Friday, November 4, 2011

Bad Books

Couldn't put it down--even to eat.  It has sorcery, but I'm not afraid of her becoming a witch.  Is that naive or its exact opposite?

Last night was Book Club.  We read Brom Stoker's Dracula.  It is a classic by everyone's definition, but it is not a "good" book.  No, I'm not talking about the writing, I'm referring to the content.  It contains gruesome characters, yucky rituals and disturbing superstitions.  That is not all it contained.  I didn't like it, but I'm glad I read it.  I feel the same way about The Great Gatsby, The Jungle, Crime and Punishment and Tess of the D'Urbervilles.  One of the women shared an experience that has had me thinking ever since.

She was reading Dracula on the sidelines of one of her kids' sporting event.  There was another mom there who was also reading, only she was reading a book called, I think, This Book Says the Same Thing as the Bible, Only Worse. (Wow, look how Christian of me to belittle the work of Christian authors!)  Anyway, the lady asked how we could read a book that was so evil and full of the devil.  Unlike me, I don't think she was trying to be condescending or rude.  I think she really wanted to know why a good woman would read an evil book.

Yes, good question.  Why do we read difficult books?  Why do we explore the pages of Frankenstein's journal, why do we read too-real accounts of slavery, or voluntarily slip quietly behind the gates of Auschwitz or the Tower of London.  For that matter, why do we wander the halls of the Death Star or peek into the Pits of Mordor?  Why not only surround ourselves with the Heidi's and the Pollyanna's?

First, how does she know Dracula is an evil book?  He might be an evil character, but he is not the only character.  If you haven't read it, you cannot be the judge of that.  (If you are given a trustworthy review by someone who has read it or if you put it down because of the dark feelings it gave you, that, in my book, counts.)  Some people say that a book I consider scripture is evil, but they haven't read it!  How can you, literally, judge a book by its cover--or its movie?!  

Furthermore, this is the story of lives, only, our lives are not works of fiction.  We have been given this world, so full of goodness with such a source of happiness, that has a major antagonist.  There is an adversary even worse than Dolores Umbridge or any Wicked Step-mother.  Books with a believable villain can give us experiences, albeit theoretical.  I would much rather experience a negative or evil situation through the second hand knowledge lent by a book.  We have to believe that good conquers evil to give us hope that we can conquer the villains in our own lives--and if it doesn't, we need to understand why.  Otherwise, we may not avoid falling into the same traps.  Yes, we have God.  We also have Satan.  If we don't know about both of them, we can be in big trouble.  Parenthetically, I am NOT suggesting we study and learn all there is to know about Satan, so don't take this too far.  I do believe you can read too much about evil people or topics.

I propose that the question, Why didn't you like this book (or character)? is often more important than Why did you like this book (again, or character)?  Is it possible that we can discover who we do not want to be--and who we don't want to have for friends--from the safety of our living room?  Can we, sometimes for the first time, see social ills that we can help change?  Would slavery ever have been denounced by a nation were it not for people reading about its evils in Uncle Tom's Cabin?  Think about those books that have most changed you.  Was it a thornless rose?  

Weigh in.


  1. Emily, I found your blog through my sister Kayla and think you're a wonderful writer.

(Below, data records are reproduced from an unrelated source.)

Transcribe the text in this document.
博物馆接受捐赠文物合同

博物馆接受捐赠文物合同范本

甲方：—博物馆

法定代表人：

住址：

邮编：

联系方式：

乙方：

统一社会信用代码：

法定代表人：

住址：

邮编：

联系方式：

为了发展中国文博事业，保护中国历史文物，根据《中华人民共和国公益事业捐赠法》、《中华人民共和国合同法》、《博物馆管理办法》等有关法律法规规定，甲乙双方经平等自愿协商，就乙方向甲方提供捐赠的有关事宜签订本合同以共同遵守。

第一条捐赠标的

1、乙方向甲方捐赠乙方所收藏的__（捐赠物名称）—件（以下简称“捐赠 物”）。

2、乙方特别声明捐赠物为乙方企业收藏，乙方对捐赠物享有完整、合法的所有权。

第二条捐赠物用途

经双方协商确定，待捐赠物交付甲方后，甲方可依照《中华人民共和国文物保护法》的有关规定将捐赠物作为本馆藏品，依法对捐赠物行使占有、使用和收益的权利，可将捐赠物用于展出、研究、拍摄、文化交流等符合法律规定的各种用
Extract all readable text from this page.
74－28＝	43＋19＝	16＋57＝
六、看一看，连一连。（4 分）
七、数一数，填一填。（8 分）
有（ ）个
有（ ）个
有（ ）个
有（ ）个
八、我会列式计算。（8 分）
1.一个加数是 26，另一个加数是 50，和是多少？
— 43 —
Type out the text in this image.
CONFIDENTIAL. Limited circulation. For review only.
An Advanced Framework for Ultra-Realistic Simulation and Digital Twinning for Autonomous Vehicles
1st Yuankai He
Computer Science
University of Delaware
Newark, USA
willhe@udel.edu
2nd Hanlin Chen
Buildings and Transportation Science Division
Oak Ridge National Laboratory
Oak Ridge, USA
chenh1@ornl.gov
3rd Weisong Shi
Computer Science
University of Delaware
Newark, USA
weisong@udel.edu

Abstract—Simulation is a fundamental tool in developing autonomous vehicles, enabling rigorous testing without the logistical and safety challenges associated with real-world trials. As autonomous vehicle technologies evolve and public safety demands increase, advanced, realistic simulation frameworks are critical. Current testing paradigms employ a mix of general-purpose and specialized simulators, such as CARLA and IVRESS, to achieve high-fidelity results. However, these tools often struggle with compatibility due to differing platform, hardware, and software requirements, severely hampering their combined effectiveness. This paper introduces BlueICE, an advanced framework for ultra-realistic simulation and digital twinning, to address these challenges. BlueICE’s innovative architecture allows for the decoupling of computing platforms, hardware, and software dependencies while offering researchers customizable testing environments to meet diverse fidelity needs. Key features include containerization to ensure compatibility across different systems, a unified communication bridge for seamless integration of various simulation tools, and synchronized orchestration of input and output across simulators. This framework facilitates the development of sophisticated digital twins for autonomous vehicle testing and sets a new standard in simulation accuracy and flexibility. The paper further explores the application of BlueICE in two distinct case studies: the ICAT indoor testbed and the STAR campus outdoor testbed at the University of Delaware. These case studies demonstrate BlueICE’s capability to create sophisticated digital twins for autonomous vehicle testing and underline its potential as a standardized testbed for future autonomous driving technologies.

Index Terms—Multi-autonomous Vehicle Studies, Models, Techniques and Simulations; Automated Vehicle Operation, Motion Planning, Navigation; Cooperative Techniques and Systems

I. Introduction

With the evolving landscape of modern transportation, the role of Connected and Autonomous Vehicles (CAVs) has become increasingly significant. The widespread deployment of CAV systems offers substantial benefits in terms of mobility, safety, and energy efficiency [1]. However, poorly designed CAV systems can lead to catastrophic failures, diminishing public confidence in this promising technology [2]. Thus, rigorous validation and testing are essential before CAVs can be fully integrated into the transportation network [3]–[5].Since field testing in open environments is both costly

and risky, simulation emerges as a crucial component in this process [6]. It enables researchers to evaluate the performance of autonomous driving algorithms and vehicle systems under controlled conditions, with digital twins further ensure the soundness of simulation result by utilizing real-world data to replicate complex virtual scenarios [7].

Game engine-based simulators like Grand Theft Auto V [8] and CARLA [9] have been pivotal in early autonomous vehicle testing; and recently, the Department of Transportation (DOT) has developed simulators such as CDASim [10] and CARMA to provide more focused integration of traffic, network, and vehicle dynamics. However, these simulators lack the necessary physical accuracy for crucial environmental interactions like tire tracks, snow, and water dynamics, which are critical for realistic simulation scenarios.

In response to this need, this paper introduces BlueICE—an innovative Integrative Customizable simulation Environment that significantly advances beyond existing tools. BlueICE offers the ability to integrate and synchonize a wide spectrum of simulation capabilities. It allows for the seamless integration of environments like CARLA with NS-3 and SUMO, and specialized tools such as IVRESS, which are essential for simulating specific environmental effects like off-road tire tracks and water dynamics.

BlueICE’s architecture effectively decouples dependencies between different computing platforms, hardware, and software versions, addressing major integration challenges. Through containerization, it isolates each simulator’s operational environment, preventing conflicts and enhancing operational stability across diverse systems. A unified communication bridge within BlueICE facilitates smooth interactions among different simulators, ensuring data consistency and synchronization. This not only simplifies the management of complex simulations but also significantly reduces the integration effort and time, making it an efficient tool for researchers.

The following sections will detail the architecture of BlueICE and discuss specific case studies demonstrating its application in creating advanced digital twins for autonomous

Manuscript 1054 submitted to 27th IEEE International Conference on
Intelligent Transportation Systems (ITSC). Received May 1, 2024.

As an English teacher, I just had to comment on this post. I couldn't agree with you more--I feel like reading allows us be stretched and challenged, and to question and explore the darker, harder topics of life in a safe environment. (I agree with you, however, that we must be careful with the content that we read, so I don't read anything with gratuitous sex, violence, or language.) Anyway, an acclaimed English educator taught me (at a conference) that literature is a "dress rehearsal for life." But, if I can gain empathy and insight into some "harder" things from a safe distance (in a book), then I may not even need to experience them in "real life." Reading is so much more than entertainment to me; it is a way I experience the world from different perspectives and backgrounds, and hopefully grow as a person as a result.

  2. This really made me think, and I do believe I agree with you. I've always enjoyed reading non-fiction, even if it isn't very pleasant, because it is real and there are lessons to be learned. I haven't felt the same about fiction, but I think you have persuaded me- at least I'm more open to works of fiction that previously I wouldn't have been.

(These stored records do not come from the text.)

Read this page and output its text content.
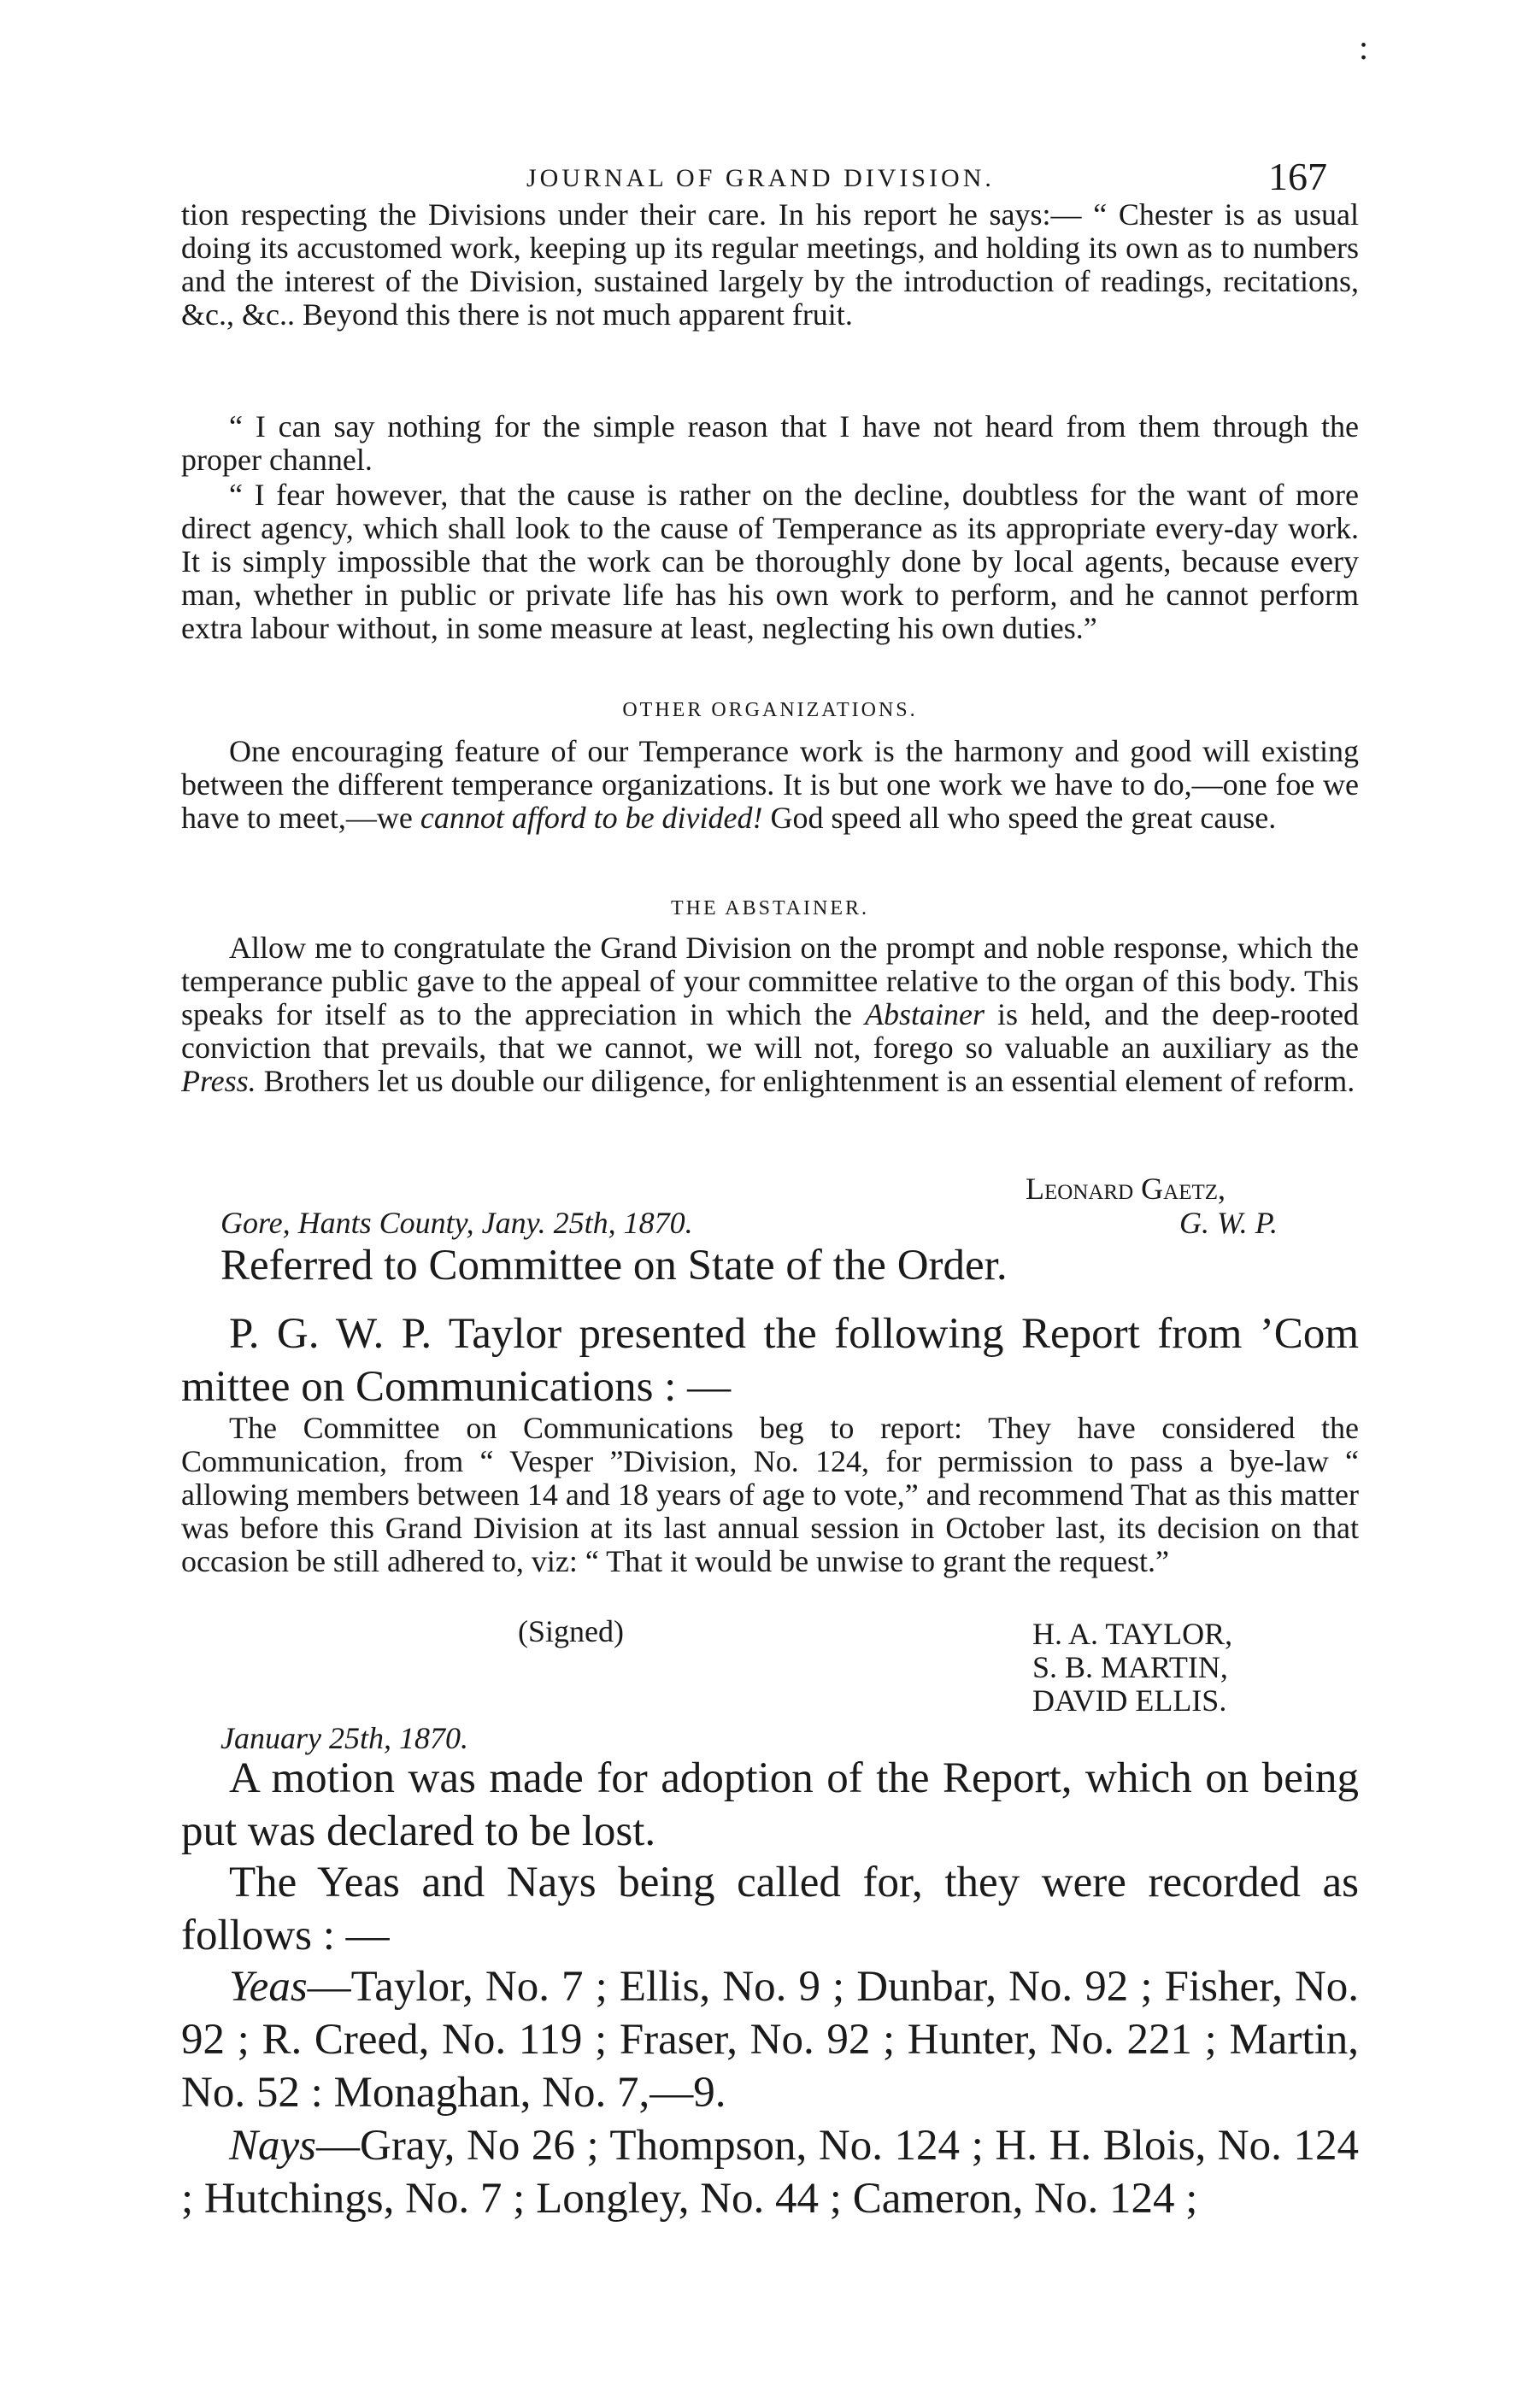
:
JOURNAL OF GRAND DIVISION.	167

tion respecting the Divisions under their care. In his report he says:— “ Chester is as usual doing its accustomed work, keeping up its regular meetings, and holding its own as to numbers and the interest of the Division, sustained largely by the introduction of readings, recitations, &c., &c.. Beyond this there is not much apparent fruit.

“ I can say nothing for the simple reason that I have not heard from them through the proper channel.

“ I fear however, that the cause is rather on the decline, doubtless for the want of more direct agency, which shall look to the cause of Temperance as its appropriate every-day work. It is simply impossible that the work can be thoroughly done by local agents, because every man, whether in public or private life has his own work to perform, and he cannot perform extra labour without, in some measure at least, neglecting his own duties.”

OTHER ORGANIZATIONS.

One encouraging feature of our Temperance work is the harmony and good will existing between the different temperance organizations. It is but one work we have to do,—one foe we have to meet,—we cannot afford to be divided! God speed all who speed the great cause.

THE ABSTAINER.

Allow me to congratulate the Grand Division on the prompt and noble response, which the temperance public gave to the appeal of your committee relative to the organ of this body. This speaks for itself as to the appreciation in which the Abstainer is held, and the deep-rooted conviction that prevails, that we cannot, we will not, forego so valuable an auxiliary as the Press. Brothers let us double our diligence, for enlightenment is an essential element of reform.

Leonard Gaetz,

Gore, Hants County, Jany. 25th, 1870.	G. W. P.

Referred to Committee on State of the Order.

P. G. W. P. Taylor presented the following Report from ’Com mittee on Communications : —

The Committee on Communications beg to report: They have considered the Communication, from “ Vesper ”Division, No. 124, for permission to pass a bye-law “ allowing members between 14 and 18 years of age to vote,” and recommend That as this matter was before this Grand Division at its last annual session in October last, its decision on that occasion be still adhered to, viz: “ That it would be unwise to grant the request.”

(Signed)	H. A. TAYLOR,

S. B. MARTIN,

DAVID ELLIS.

January 25th, 1870.

A motion was made for adoption of the Report, which on being put was declared to be lost.

The Yeas and Nays being called for, they were recorded as follows : —

Yeas—Taylor, No. 7 ; Ellis, No. 9 ; Dunbar, No. 92 ; Fisher, No. 92 ; R. Creed, No. 119 ; Fraser, No. 92 ; Hunter, No. 221 ; Martin, No. 52 : Monaghan, No. 7,—9.

Nays—Gray, No 26 ; Thompson, No. 124 ; H. H. Blois, No. 124 ; Hutchings, No. 7 ; Longley, No. 44 ; Cameron, No. 124 ;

  3. Emily, I just posted some information about Death Valley on that post's comments- didn't know if you would still check there for it- sorry it took a while to get back about it.

  4. I found your blog too. Sorry to have missed book club this week. Sounds like it was a good one!

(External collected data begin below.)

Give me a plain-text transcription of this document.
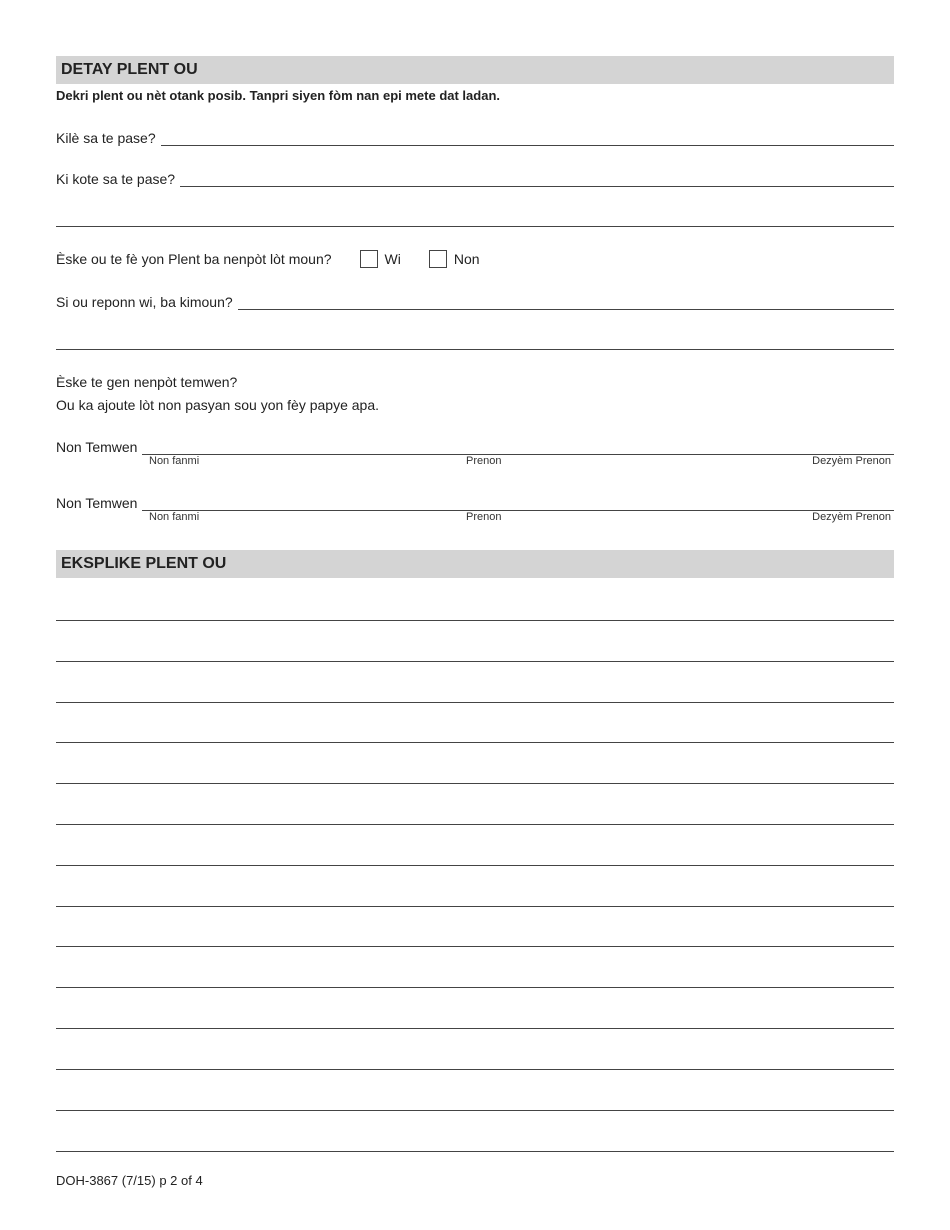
DETAY PLENT OU
Dekri plent ou nèt otank posib. Tanpri siyen fòm nan epi mete dat ladan.
Kilè sa te pase?
Ki kote sa te pase?
Èske ou te fè yon Plent ba nenpòt lòt moun?	Wi	Non
Si ou reponn wi, ba kimoun?
Èske te gen nenpòt temwen?
Ou ka ajoute lòt non pasyan sou yon fèy papye apa.
Non Temwen
Non fanmi	Prenon	Dezyèm Prenon
Non Temwen
Non fanmi	Prenon	Dezyèm Prenon
EKSPLIKE PLENT OU
DOH-3867 (7/15) p 2 of 4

  5. My favorite book is East of Eden. The main character is a sociopath. Another one of my favorites is Crime and Punishment, the two main characters are a murderer and a prostitute. Brigham Young said: "If you can find a truth in heaven, earth or hell, it belongs to our doctrine. We believe it; it is ours; we claim it." I think it is kind of interesting he said we can find truth in hell. That being said, books written in the last 50 years often get too graphic for me.